What I have learned in the first few months of being a father

Now, writing this blog, our daughter is almost 12 weeks old. What a journey it has been. I am going to try and use this time to express as honestly as I can what it’s like to be a father in the first few months. It’s genuinely hard to put into words. It challenges you in all areas; your patience, your relationships, your sleep, your work, literally everything. But wow it is the most magical time I have ever had in my life. You try to love something more and more every single day and in different ways, every single look they give you, every movement, every noise.

I almost missed the birth of my daughter. A few days before she was born, I woke up with every covid symptom, except having a temperature. My very pregnant wife had to drive me to the covid testing unit at the royal women’s hospital and waited while I got tested. Little did we know that she could be going into labor 2 days later, 8 days earlier than expected for her scheduled cesarean. I remember it was midnight and my wife woke up, saying her water had broken. “whaaaat, no chance”, I said. I called the hospital and they said to come in, so we did. I wasn’t allowed in, as I hadn’t yet received my results from my covid test yet. To hear the words, “your wife is having the baby in the next hour, but you will have to go home I’m so sorry” was one of the most confusing things in my life. There I was waiting in the car outside the Mater hospital for over an hour and a half, and my wife inside at 2 am in the morning, going into labor with 4-minute contractions, and I got sent home. I was literally pulling into our apartment block when the hospital called me saying they had called the Royal to get my results and they were negative and to come back. I drove extremely cautiously at 2:30 am back to the Mater, to then suit up to go into the delivery room to birth our first child with my wife. Given how little dads are needed at the start, in retrospect, it may not matter to some, but once I was in there going through it with my wife, there is no way I could have missed this!

The journey of being a father began here. I walk into the room with my scrubs to be acquainted with 12 random amazing and well, incredibly lively and enthusiastic staff who I had never met before, including the obstetrician. Ours was away on holiday, and her backup wasn’t answering his phone. We were just incredibly grateful that someone was around to deliver our child, and what an amazing and well, quite fast procedure it was. From 4 minute contractions to a needle in the spine, to delivery, and then breastfeeding all within the span of 45 minutes. I remember them passing our daughter over the blue curtains and shouting “it's a boy”, to everyone laughing confusingly and as nice as they could say, hmmm no it's a girl.

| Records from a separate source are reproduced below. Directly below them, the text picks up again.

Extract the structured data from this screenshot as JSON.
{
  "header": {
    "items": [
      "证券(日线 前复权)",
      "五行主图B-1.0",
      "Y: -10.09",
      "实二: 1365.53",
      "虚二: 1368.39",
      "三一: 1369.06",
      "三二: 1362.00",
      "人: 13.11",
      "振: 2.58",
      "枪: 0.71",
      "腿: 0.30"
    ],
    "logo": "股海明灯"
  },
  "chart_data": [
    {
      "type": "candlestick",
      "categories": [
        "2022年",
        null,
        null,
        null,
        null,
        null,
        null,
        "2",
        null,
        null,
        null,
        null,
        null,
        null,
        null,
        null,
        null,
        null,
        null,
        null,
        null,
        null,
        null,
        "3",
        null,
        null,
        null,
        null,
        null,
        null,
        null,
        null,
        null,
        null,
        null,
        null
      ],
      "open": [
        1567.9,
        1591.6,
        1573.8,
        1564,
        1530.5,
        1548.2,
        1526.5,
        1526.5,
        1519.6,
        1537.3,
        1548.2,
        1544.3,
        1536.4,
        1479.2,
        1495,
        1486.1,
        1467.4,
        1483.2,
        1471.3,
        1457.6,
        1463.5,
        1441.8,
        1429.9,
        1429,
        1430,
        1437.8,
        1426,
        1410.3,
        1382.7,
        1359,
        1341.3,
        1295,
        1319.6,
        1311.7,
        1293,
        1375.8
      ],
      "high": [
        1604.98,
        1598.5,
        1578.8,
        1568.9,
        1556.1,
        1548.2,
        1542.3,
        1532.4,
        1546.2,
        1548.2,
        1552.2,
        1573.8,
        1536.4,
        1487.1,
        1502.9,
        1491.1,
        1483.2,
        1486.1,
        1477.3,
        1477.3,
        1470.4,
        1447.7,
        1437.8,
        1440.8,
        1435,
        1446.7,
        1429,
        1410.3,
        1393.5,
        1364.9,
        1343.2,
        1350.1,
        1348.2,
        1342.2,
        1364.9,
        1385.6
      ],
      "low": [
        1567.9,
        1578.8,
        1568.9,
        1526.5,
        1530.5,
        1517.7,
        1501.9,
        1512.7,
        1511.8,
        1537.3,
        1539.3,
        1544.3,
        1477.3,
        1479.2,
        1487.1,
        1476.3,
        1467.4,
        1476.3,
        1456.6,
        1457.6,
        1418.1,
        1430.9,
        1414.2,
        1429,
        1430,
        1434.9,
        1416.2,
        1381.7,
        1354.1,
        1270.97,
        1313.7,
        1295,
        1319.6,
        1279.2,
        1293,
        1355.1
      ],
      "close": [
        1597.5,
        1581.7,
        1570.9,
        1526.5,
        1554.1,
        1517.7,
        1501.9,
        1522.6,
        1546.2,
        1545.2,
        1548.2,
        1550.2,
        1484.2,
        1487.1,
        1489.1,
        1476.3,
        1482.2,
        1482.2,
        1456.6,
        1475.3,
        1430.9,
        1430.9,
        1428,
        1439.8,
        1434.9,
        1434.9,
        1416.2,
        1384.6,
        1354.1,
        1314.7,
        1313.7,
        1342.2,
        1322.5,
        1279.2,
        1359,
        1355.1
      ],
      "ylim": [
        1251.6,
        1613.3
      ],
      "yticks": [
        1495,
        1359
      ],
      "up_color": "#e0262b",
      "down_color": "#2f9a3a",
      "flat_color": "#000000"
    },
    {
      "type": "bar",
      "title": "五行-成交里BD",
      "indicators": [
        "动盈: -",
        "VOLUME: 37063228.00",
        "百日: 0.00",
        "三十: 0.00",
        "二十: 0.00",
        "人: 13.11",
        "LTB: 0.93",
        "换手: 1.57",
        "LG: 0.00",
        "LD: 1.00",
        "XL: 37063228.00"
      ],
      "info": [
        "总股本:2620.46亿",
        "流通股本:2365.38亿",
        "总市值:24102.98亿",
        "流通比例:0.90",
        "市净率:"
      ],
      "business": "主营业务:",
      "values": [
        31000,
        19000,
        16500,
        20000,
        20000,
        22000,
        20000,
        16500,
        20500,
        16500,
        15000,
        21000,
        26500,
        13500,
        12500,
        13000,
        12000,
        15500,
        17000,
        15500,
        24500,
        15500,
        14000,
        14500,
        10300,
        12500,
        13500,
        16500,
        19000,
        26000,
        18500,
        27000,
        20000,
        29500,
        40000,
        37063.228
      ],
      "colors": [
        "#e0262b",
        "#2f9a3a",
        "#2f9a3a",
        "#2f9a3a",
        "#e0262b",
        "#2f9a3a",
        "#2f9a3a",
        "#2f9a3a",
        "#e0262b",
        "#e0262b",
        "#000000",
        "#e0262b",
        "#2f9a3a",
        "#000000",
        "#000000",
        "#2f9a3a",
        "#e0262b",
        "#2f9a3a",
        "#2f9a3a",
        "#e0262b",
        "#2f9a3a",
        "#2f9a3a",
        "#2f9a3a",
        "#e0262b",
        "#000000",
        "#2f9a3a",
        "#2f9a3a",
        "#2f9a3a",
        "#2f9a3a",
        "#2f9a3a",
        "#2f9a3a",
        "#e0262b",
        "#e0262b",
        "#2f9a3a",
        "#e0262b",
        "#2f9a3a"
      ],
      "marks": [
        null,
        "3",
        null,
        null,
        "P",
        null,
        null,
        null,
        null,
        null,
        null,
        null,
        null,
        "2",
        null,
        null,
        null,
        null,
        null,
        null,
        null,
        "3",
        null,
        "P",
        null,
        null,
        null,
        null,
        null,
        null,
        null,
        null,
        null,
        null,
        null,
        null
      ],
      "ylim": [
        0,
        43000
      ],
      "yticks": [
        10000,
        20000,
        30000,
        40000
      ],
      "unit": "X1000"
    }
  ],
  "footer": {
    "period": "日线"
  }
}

During the time we spent in the hospital, which ended up being 9 days due to an eye infection and mild respiratory issues, the hospital and their service were just incredible. They are there to attend to the mothers and child's every wish and need. Initially, I felt a bit lost in it all and, well neglected isn’t the right word, but it was all about Mum and baby. I was fine with this, to be honest, but it’s hard not to think about it, well what about Dad? What about what he has, is, and will go through. At the Mater, they actually provided Men’s groups every Tuesday and Thursday, where any new father could attend to learn and discuss what it’s like to be a father, and how can we support Mum better. This was incredibly helpful for all the dads. We could all get together and chat about what just happened and how we can be the best husbands, fathers for our family. I was the only one who actually brought my child with me to the meeting but thankfully she slept the whole time. We all hoped and wished this is what it’s going to be like for the future. We all soon learned that was not the case. After this meeting, I thought it would be a great idea to grab the other father's contact details and we have been sharing our experiences since and are due to catch up soon with our children to chat about fatherhood and things we have learned and can share. I think this is incredible for all new fathers to really take the time to do and/or to find, if it’s not offered at the hospital you are at. Men need to be able to express their emotions and thoughts openly to people who are going through the same things, as a new father, in a group where you can trust others and be honest.

Overall, the last few months have been hard to put into words. Every day seems to mold into the next, but while trying to savor every single moment. Doing all of this while pursuing your career, side hustles, exercise, relationships, hobbies, etc. I guess every day we learn more and more about how to balance it all better, and that is the fun I guess while passing on what we learn to our children in the most authentic and genuine way possible. We all have fears about how we are raising our children and whether it’s the best or “proper” way. But in the end, we are all doing our best, with what we have and are doing through. Every day is going to be different and new challenges are going to come up, but take a breath and trust that you are doing an amazing job. If you are experiencing anything, express it, whether it’s to your wife/partner or anyone around you. I have found journaling has been a great avenue for getting my thoughts out and just spending time with myself for the few moments a day I get. We have all had challenges over the last year or so with covid. We need to remain honest with ourselves and continue to just express ourselves and to try and live every day as present as we can and know that everything will be fine.